Regarding precedence, environment variables take priority over configuration variables from the file. For instance, if the configuration file has the variable project_site
with the value https://mycompany.sharepoint.com/sites/123
, but the environment variable SHAREPOINT_FETCHER_PROJECT_SITE
is set to https://mycompany.sharepoint.com/sites/456
, the autopilot will fetch data from the site specified by the environment variable.
It looks like the following:
destination_path: <SomePath>
is_cloud: True / False
project_path: <SomeProjectPath>
project_site: <SomeProjectSite>
project_url: <SomeProjectUrl>
username: <username>
password: <password>
tenant_id: <tenantId>
client_id: <clientId>
client_secret: <clientSecret>
force_ip: <forceIp>
custom_properties: <customProperties>
download_properties_only: True / False
sharepoint_file: <sharepointFile>
filter_config_file: <filterConfigFilePath>
Attention
The example above contains all the possible variables. You do not need to include all of them in your configuration file, only those that are relevant to your use case. Make sure to include all mandatory variables when fetching from an on-premise or cloud SharePoint instance!
Note
For more information about the logic behind each file variable, refer to the corresponding environment variable description.
The fetcher’s filter config file#
By default, all of the files, specified in the SHAREPOINT_FETCHER_PROJECT_PATH
, are going to be downloaded.

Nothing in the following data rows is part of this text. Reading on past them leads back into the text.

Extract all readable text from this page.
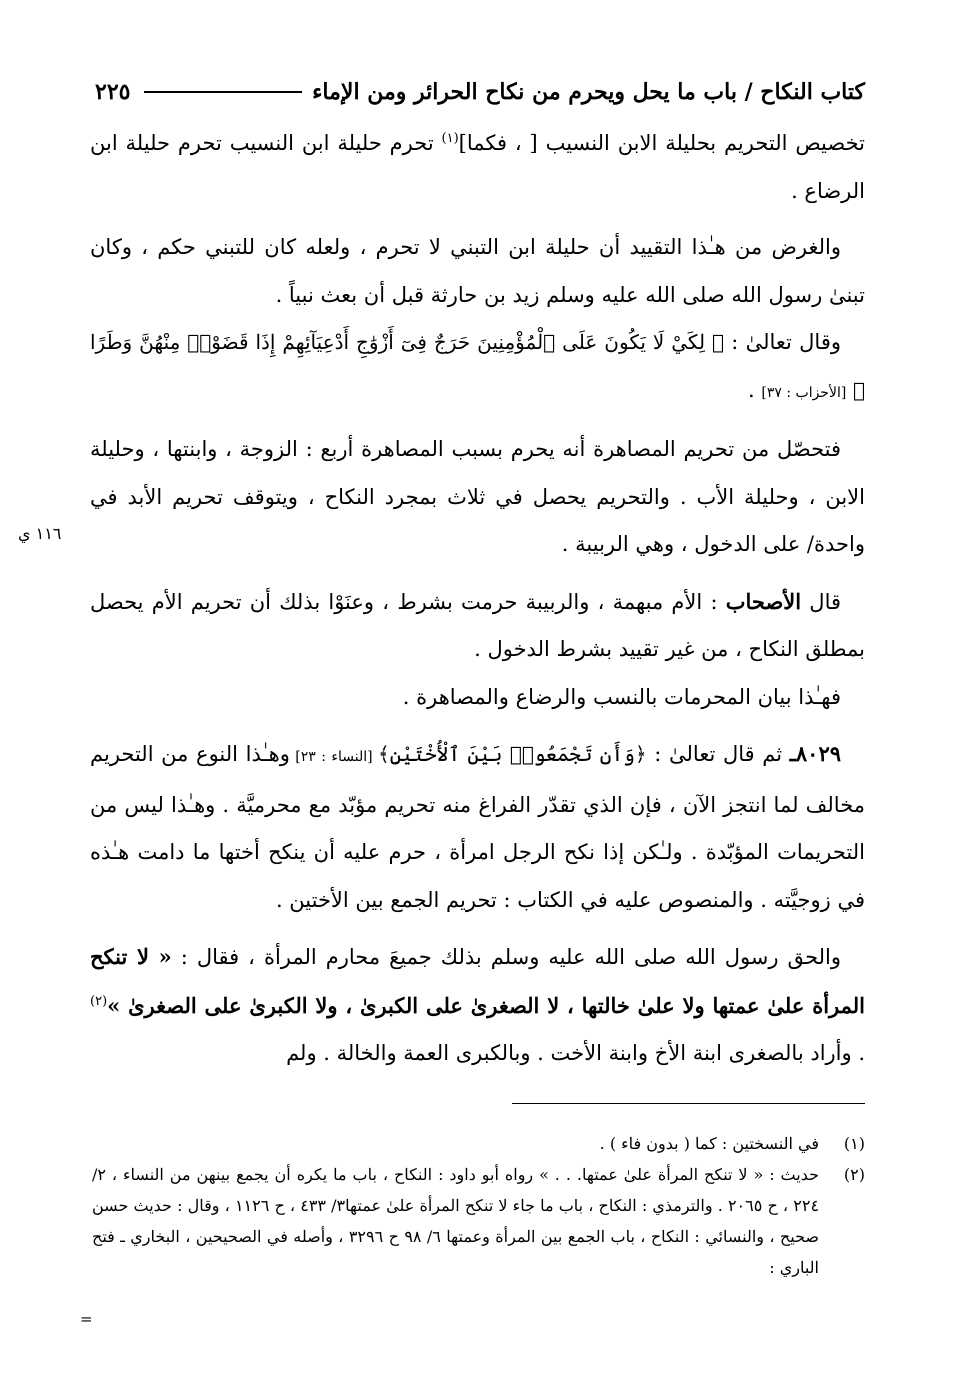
كتاب النكاح / باب ما يحل ويحرم من نكاح الحرائر ومن الإماء
٢٢٥
١١٦ ي

تخصيص التحريم بحليلة الابن النسيب [ ، فكما]$^{(١)}$ تحرم حليلة ابن النسيب تحرم حليلة ابن الرضاع .

والغرض من هـٰذا التقييد أن حليلة ابن التبني لا تحرم ، ولعله كان للتبني حكم ، وكان تبنىٰ رسول الله صلى الله عليه وسلم زيد بن حارثة قبل أن بعث نبياً .

وقال تعالىٰ : ﴿ لِكَيْ لَا يَكُونَ عَلَى ٱلْمُؤْمِنِينَ حَرَجٌ فِىٓ أَزْوَٰجِ أَدْعِيَآئِهِمْ إِذَا قَضَوْا۟ مِنْهُنَّ وَطَرًا ﴾ [الأحزاب : ٣٧] .

فتحصّل من تحريم المصاهرة أنه يحرم بسبب المصاهرة أربع : الزوجة ، وابنتها ، وحليلة الابن ، وحليلة الأب . والتحريم يحصل في ثلاث بمجرد النكاح ، ويتوقف تحريم الأبد في واحدة/ على الدخول ، وهي الربيبة .

قال الأصحاب : الأم مبهمة ، والربيبة حرمت بشرط ، وعنَوْا بذلك أن تحريم الأم يحصل بمطلق النكاح ، من غير تقييد بشرط الدخول .

فهـٰذا بيان المحرمات بالنسب والرضاع والمصاهرة .

٨٠٢٩ـ ثم قال تعالىٰ : ﴿وَأَن تَجْمَعُوا۟ بَيْنَ ٱلْأُخْتَيْنِ﴾ [النساء : ٢٣] وهـٰذا النوع من التحريم مخالف لما انتجز الآن ، فإن الذي تقدّر الفراغ منه تحريم مؤبّد مع محرميَّة . وهـٰذا ليس من التحريمات المؤبّدة . ولـٰكن إذا نكح الرجل امرأة ، حرم عليه أن ينكح أختها ما دامت هـٰذه في زوجيَّته . والمنصوص عليه في الكتاب : تحريم الجمع بين الأختين .

والحق رسول الله صلى الله عليه وسلم بذلك جميعَ محارم المرأة ، فقال : « لا تنكح المرأة علىٰ عمتها ولا علىٰ خالتها ، لا الصغرىٰ على الكبرىٰ ، ولا الكبرىٰ على الصغرىٰ »$^{(٢)}$ . وأراد بالصغرى ابنة الأخ وابنة الأخت . وبالكبرى العمة والخالة . ولم

(١)
في النسختين : كما ( بدون فاء ) .
(٢)
حديث : « لا تنكح المرأة علىٰ عمتها. . . » رواه أبو داود : النكاح ، باب ما يكره أن يجمع بينهن من النساء ، ٢/ ٢٢٤ ، ح ٢٠٦٥ . والترمذي : النكاح ، باب ما جاء لا تنكح المرأة علىٰ عمتها٣/ ٤٣٣ ، ح ١١٢٦ ، وقال : حديث حسن صحيح ، والنسائي : النكاح ، باب الجمع بين المرأة وعمتها ٦/ ٩٨ ح ٣٢٩٦ ، وأصله في الصحيحين ، البخاري ـ فتح الباري :
=
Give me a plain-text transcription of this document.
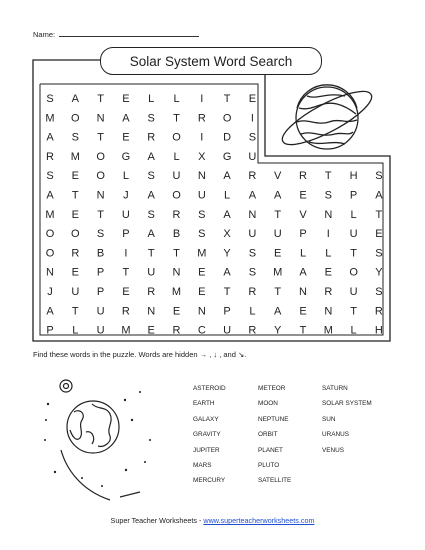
Name:
Solar System Word Search
S A T E L L I T E
M O N A S T R O I
A S T E R O I D S
R M O G A L X G U
S E O L S U N A R V R T H S
A T N J A O U L A A E S P A
M E T U S R S A N T V N L T
O O S P A B S X U U P I U E
O R B I T T M Y S E L L T S
N E P T U N E A S M A E O Y
J U P E R M E T R T N R U S
A T U R N E N P L A E N T R
P L U M E R C U R Y T M L H
Find these words in the puzzle. Words are hidden → , ↓ , and ↘.
ASTEROID
EARTH
GALAXY
GRAVITY
JUPITER
MARS
MERCURY
METEOR
MOON
NEPTUNE
ORBIT
PLANET
PLUTO
SATELLITE
SATURN
SOLAR SYSTEM
SUN
URANUS
VENUS
Super Teacher Worksheets - www.superteacherworksheets.com
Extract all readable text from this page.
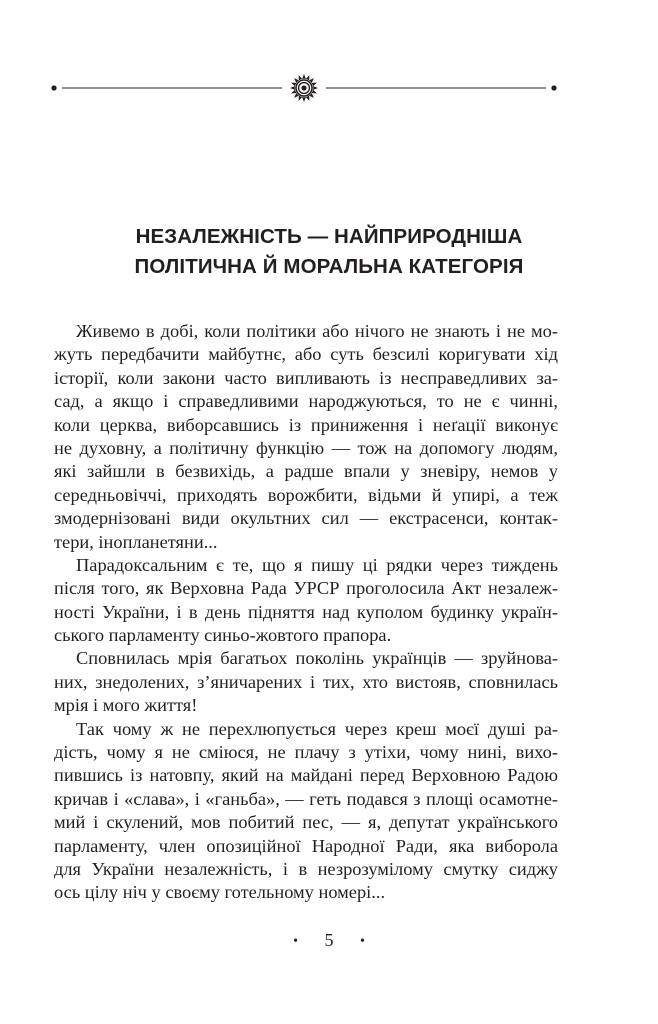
НЕЗАЛЕЖНІСТЬ — НАЙПРИРОДНІША
ПОЛІТИЧНА Й МОРАЛЬНА КАТЕГОРІЯ
Живемо в добі, коли політики або нічого не знають і не мо-
жуть передбачити майбутнє, або суть безсилі коригувати хід
історії, коли закони часто випливають із несправедливих за-
сад, а якщо і справедливими народжуються, то не є чинні,
коли церква, виборсавшись із приниження і неґації виконує
не духовну, а політичну функцію — тож на допомогу людям,
які зайшли в безвихідь, а радше впали у зневіру, немов у
середньовіччі, приходять ворожбити, відьми й упирі, а теж
змодернізовані види окультних сил — екстрасенси, контак-
тери, інопланетяни...
Парадоксальним є те, що я пишу ці рядки через тиждень
після того, як Верховна Рада УРСР проголосила Акт незалеж-
ності України, і в день підняття над куполом будинку україн-
ського парламенту синьо-жовтого прапора.
Сповнилась мрія багатьох поколінь українців — зруйнова-
них, знедолених, з’яничарених і тих, хто вистояв, сповнилась
мрія і мого життя!
Так чому ж не перехлюпується через креш моєї душі ра-
дість, чому я не сміюся, не плачу з утіхи, чому нині, вихо-
пившись із натовпу, який на майдані перед Верховною Радою
кричав і «слава», і «ганьба», — геть подався з площі осамотне-
мий і скулений, мов побитий пес, — я, депутат українського
парламенту, член опозиційної Народної Ради, яка виборола
для України незалежність, і в незрозумілому смутку сиджу
ось цілу ніч у своєму готельному номері...
• 5 •
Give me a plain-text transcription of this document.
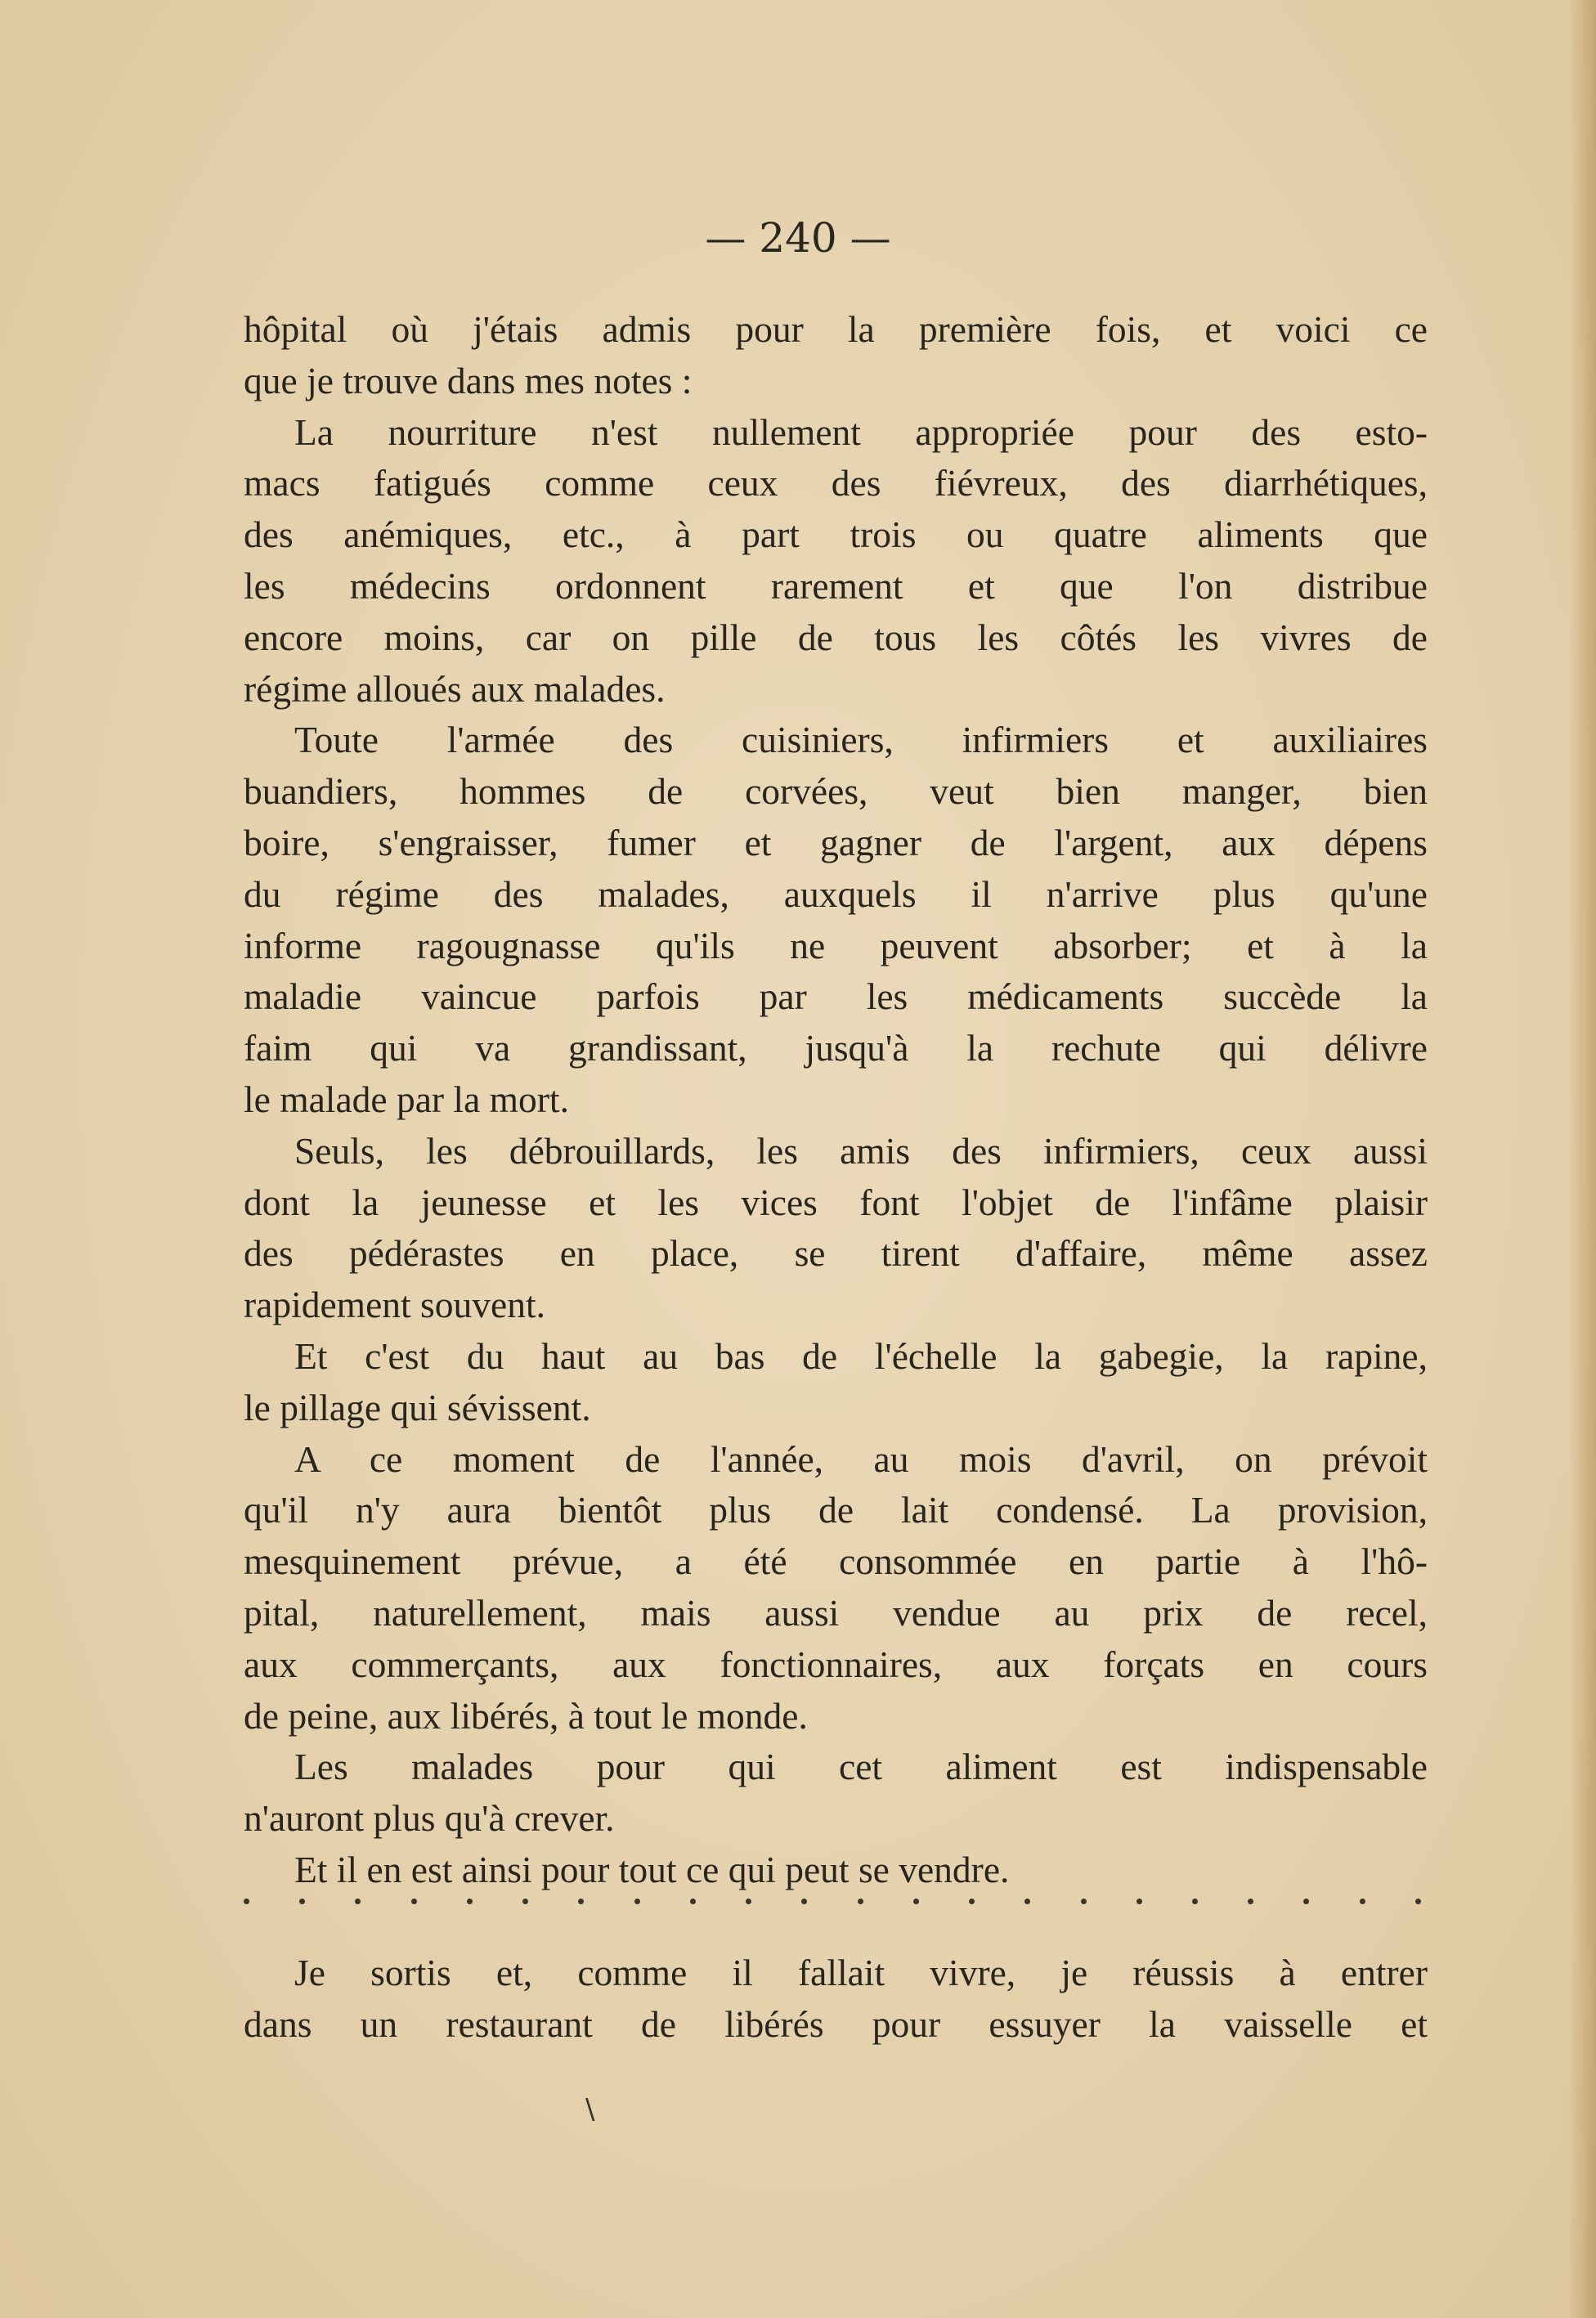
— 240 —
hôpital où j'étais admis pour la première fois, et voici ce
que je trouve dans mes notes :
La nourriture n'est nullement appropriée pour des esto-
macs fatigués comme ceux des fiévreux, des diarrhétiques,
des anémiques, etc., à part trois ou quatre aliments que
les médecins ordonnent rarement et que l'on distribue
encore moins, car on pille de tous les côtés les vivres de
régime alloués aux malades.
Toute l'armée des cuisiniers, infirmiers et auxiliaires
buandiers, hommes de corvées, veut bien manger, bien
boire, s'engraisser, fumer et gagner de l'argent, aux dépens
du régime des malades, auxquels il n'arrive plus qu'une
informe ragougnasse qu'ils ne peuvent absorber; et à la
maladie vaincue parfois par les médicaments succède la
faim qui va grandissant, jusqu'à la rechute qui délivre
le malade par la mort.
Seuls, les débrouillards, les amis des infirmiers, ceux aussi
dont la jeunesse et les vices font l'objet de l'infâme plaisir
des pédérastes en place, se tirent d'affaire, même assez
rapidement souvent.
Et c'est du haut au bas de l'échelle la gabegie, la rapine,
le pillage qui sévissent.
A ce moment de l'année, au mois d'avril, on prévoit
qu'il n'y aura bientôt plus de lait condensé. La provision,
mesquinement prévue, a été consommée en partie à l'hô-
pital, naturellement, mais aussi vendue au prix de recel,
aux commerçants, aux fonctionnaires, aux forçats en cours
de peine, aux libérés, à tout le monde.
Les malades pour qui cet aliment est indispensable
n'auront plus qu'à crever.
Et il en est ainsi pour tout ce qui peut se vendre.
Je sortis et, comme il fallait vivre, je réussis à entrer
dans un restaurant de libérés pour essuyer la vaisselle et
\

However, instead of downloading all of the files, it is also possible to only select/filter for certain files, based on filename patterns or SharePoint properties.
The content of the filter config file is similar to what the SharePoint Evaluator expects.
It looks like the following:
- files: 'OneDriving_Q-Activity-List.xlsx(1)/*' # ← first comes a `files` section with a wildcard
title: 'File link title' # ← needed if you want a message with the link of the selected file
select: # ← list of property checks, similar to Sharepoint evaluator
- property: 'CSC'
equals: 2
onlyLastModified: true # ← (optional) if true, download only the most recent file
- files: 'PlainFile.pdf' # ← also possible to just specify a single filename
- files: 'Folder/*.pdf' # ← you can also use wildcards without selectors
Example config#
You can find a complete example configuration here:
for on-premise instances: Downloading and checking files from on-premise instances.
for cloud instances: Downloading and checking files from cloud instances.